Food-Producing Trees
Part of the reason that there are so many avocado and orange groves in San Diego is because we have such a great climate for growing fruits. Not only do we have plenty of sunshine year-round, but our winters are mild, as well. Try saving yourself a few dollars at the grocery store by growing your own avocados for home-made guacamole, or an almond tree for biscotti you can enjoy from scratch. Citruses like limes, lemons, tangerines, grapefruit and kumquats also grow well, but make sure that whatever you choose to grow, consult with an expert at your local nursery for more details on specific requirements for your tree.

Ornamental Trees
If you're looking to round off your home's exterior design, you might be looking to buy a tree to tie it all in. Make sure you determine how much space you have for your tree before you buy one. Costly trimming and even removal expenses could hurt you in the long run if you don't do your homework. Make sure that you're prepared to stick with your motif, as well. For a tropical get-away design, consider planting a Ficus (Ficus sp.), Orchid Tree (Bauhinia purpurea) or Bird of Paradise (Strelitzia nicolai). For more drought-resistant alternatives, consider planting an Acacia (Acacia sp.), Eucalyptus (Eucalyptus sp.) or Coast Live Oak (Quercus agrifolia).

Shade-Providing Trees
Perhaps one of the most evident reasons to plant a tree in your yard is for its shade. There are many different types and sizes to consider. Large shade trees include the Weeping Chinese Banyan (Ficus benjamina), Southern Magnolia (Magnolia grandiflora) and Sycamore Tree (Platanus sp.). For medium-sized shade trees, consider planting a Coral Tree (Erythrina sp.), Orchid Tree (Bauhinia purpurea) or Golden Trumpet Tree (Tabebuia chrysotricha), each of which produce colorful flowers. If you're looking for a smaller tree, consider planting a Knife Acacia (Acacia cultriformis), Crape Myrtle (Lagerstroemia indica) or Pink Melaleuca (Melaleuca nesophila).

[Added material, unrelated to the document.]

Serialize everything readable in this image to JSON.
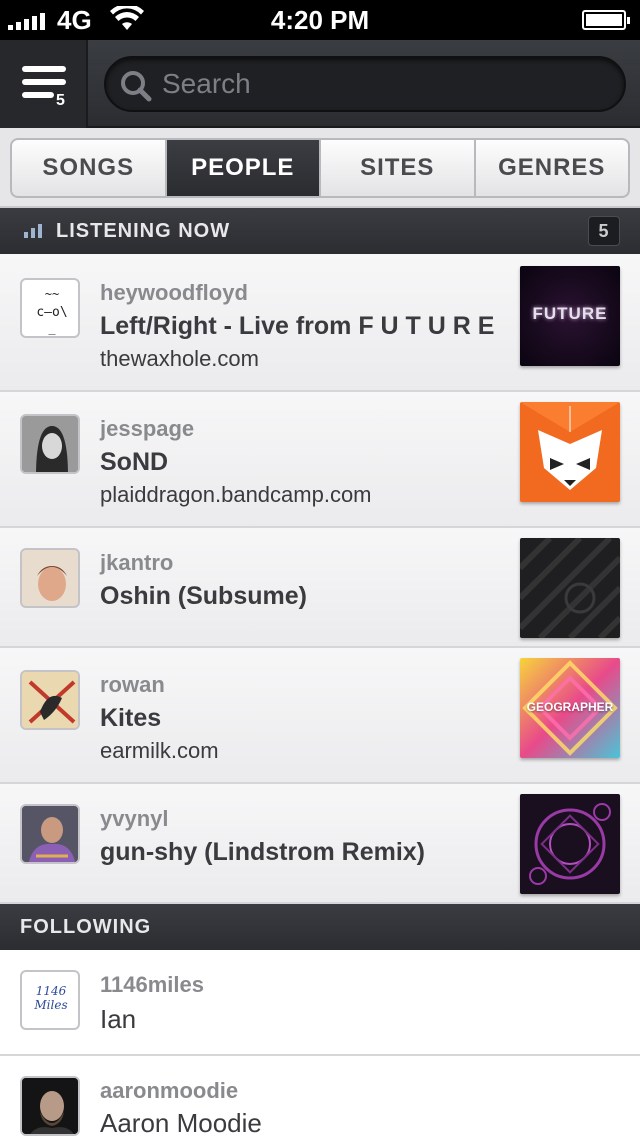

Did you know that you can use a shade tree to help cool your home, as well? By strategically planting a shade tree, usually on the southern facing side of your home where it's most likely to receive the most sunlight annually, you can block sunlight from hitting your home. During the warmer months, this can help you reduce your use of electricity-hungry devices like fans and air conditioning units. Make sure to check out a local wholesale nursery provider of shade, fruit or ornamental trees for the best deals and expert advice before planting.